🤖 AI Summary
Determining functional equivalence of Java bytecode binaries—i.e., whether differently built binaries exhibit identical semantics—remains challenging under non-bitwise-identical conditions, especially when requiring human-interpretable justifications.
Method: This paper proposes a relational normalization approach based on Datalog: bytecode is decompiled into a relational database schema, and semantically equivalent programs are normalized via formally verifiable Datalog rules, enabling class-level equivalence inference.
Contribution/Results: Our method is the first to generate human-readable, step-by-step deductive proofs for equivalence conclusions, substantially improving audit efficiency and accuracy. In large-scale evaluation across 2,714 JAR file pairs (265,690 class pairs), it identifies significantly more true-positive equivalent components than state-of-the-art tools, while reducing manual verification effort by a large margin.
📝 Abstract
The security of software builds has attracted increased attention in recent years in response to incidents like solarwinds and xz. Now, several companies including Oracle and Google rebuild open source projects in a secure environment and publish the resulting binaries through dedicated repositories. This practice enables direct comparison between these rebuilt binaries and the original ones produced by developers and published in repositories such as Maven Central. These binaries are often not bitwise identical; however, in most cases, the differences can be attributed to variations in the build environment, and the binaries can still be considered equivalent. Establishing such equivalence, however, is a labor-intensive and error-prone process.
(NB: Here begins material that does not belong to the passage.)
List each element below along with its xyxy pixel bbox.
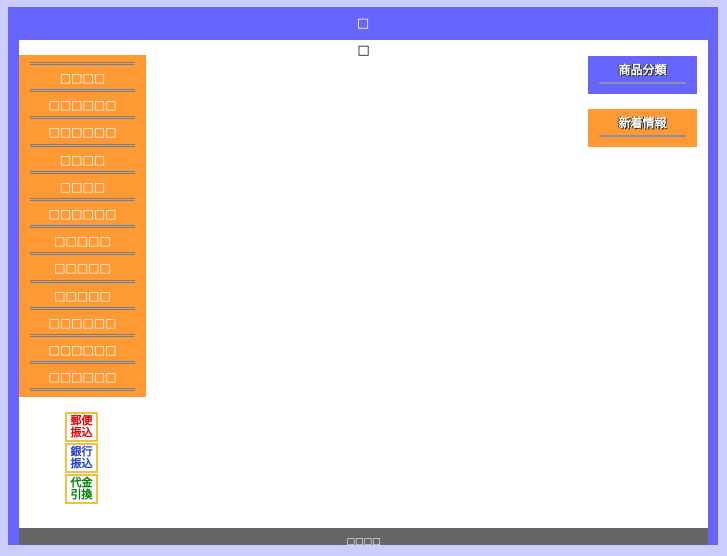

While there are some tools that can be used for this purpose, they all fall short of providing provenance, i.e. readable explanation of why two binaries are equivalent, or not. To address this issue, we present daleq, a tool that disassembles Java byte code into a relational database, and can normalise this database by applying datalog rules. Those databases can then be used to infer equivalence between two classes. Notably, equivalence statements are accompanied with datalog proofs recording the normalisation process. We demonstrate the impact of daleq in an industrial context through a large-scale evaluation involving 2,714 pairs of jars, comprising 265,690 class pairs. In this evaluation, daleq is compared to two existing bytecode transformation tools. Our findings reveal a significant reduction in the manual effort required to assess non-bitwise equivalent artifacts, which would otherwise demand intensive human inspection. Furthermore, the results show that daleq outperforms existing tools by identifying more artifacts rebuilt from the same code as equivalent, even when no behavioral differences are present.